Так Ахилл — то в шутку, то всерьез — прославлял характер чудесной Лины, иногда повторяя свои славословия прямо перед ее строгим ликом и заставляя ее смеяться, а иногда повторяя их про себя, когда искал выхода, запутывался и не верил, что его поступки правильны и определенны: тогда он говорил себе, что Лина в этом случае не стала б колебаться и поступила б так-то и так, — и самое удивительное, что эти обращения к ней, к ее примеру, не подводили никогда, вели к решениям единственно приемлемым. >
В письме Ахилла, как он помнил, все противоречило ясности Лининого существа. Ахилл писал, что если б не Лина, он с легкостью распростился бы с остальными, что не испытывал бы угрызений совести из-за ухода; в другом же месте он сводил все к тому, что если тебя обвиняют в трусости, надо, по старым правилам чести, или убить обвиняющего, то есть, конечно, Марика Вахтмана, или убить себя; потом опять его мысль обращалась к Лине, к тому, что она воздержалась и, значит, в какой-то степени разделила эти обвинения, — а Ксеня не разделила, то ли с упреком, то ли с удовольствием добавлял он. Была в письме и изложенная на отдельных страницах эмоциональная тирада, в которой он всех призывал не гробить свои жизни и выказывал достаточно мудрости, убеждая друзей признать тот факт, что никому нет дела до их желания спасти страну — кроме оперативников, которые накроют их и пересажают. Едва приступите к вербовке сторонников, вас немедленно поймают, предрекал Ахилл. А что до него самого, писал он, то, решив уйти из группы, он оказался в ловушке. С одной стороны, унизительно оставаться с ними после попытки ухода и обвинений в трусости, унизительно служить тому, во что не веришь. С другой стороны, когда пересажают всех, он не сможет оставаться на свободе. Мысли о самоубийстве он оставил. В конце концов он не желает становиться жертвой — героической или жалкой, это кто как смотрит на самоубийство. Но во всяком случае на обвинения в трусости он наплюет, пусть Вахтман думает, что угодно, я же о нем думаю, что он-то и боится больше остальных. А для себя я нашел выход. Я сяду первым. Я это сделаю, во-первых, для себя, во-вторых, и для вас, для всех, может, это вас чуточек охладит и остановит. Марик, возможно, станет бояться, что я там, куда меня возьмут, всех выдам, — это его дело, пусть боится, но меня арестуют совсем по другому поводу? Советую всем вести себя тихо, пока меня не осудят и не отправят в заключение. Я вас не знаю, и вы не скоро обо мне услышите. Лина, заканчивал он, передаст вам эти страницы.

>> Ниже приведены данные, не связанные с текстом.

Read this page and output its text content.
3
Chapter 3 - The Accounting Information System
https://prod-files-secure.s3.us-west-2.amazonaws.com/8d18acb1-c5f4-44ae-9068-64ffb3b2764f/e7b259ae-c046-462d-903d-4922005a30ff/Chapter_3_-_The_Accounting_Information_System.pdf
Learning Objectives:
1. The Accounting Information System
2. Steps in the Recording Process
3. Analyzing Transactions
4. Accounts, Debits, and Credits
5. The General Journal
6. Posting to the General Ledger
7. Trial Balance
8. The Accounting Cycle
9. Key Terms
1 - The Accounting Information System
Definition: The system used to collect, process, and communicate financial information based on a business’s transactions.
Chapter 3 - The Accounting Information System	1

Далее Ахилл вновь писал одной только Лине, он опять повторял, что думал все время о ней — и когда решил покончить с собой, и когда решил, что будет жить. «Ты нужный мне человек. И я сделаю так, чтобы ты никогда обо мне не подумала плохо», — повторил он то, что говорил ей той ночью, когда они вдвоем сидели на кухне.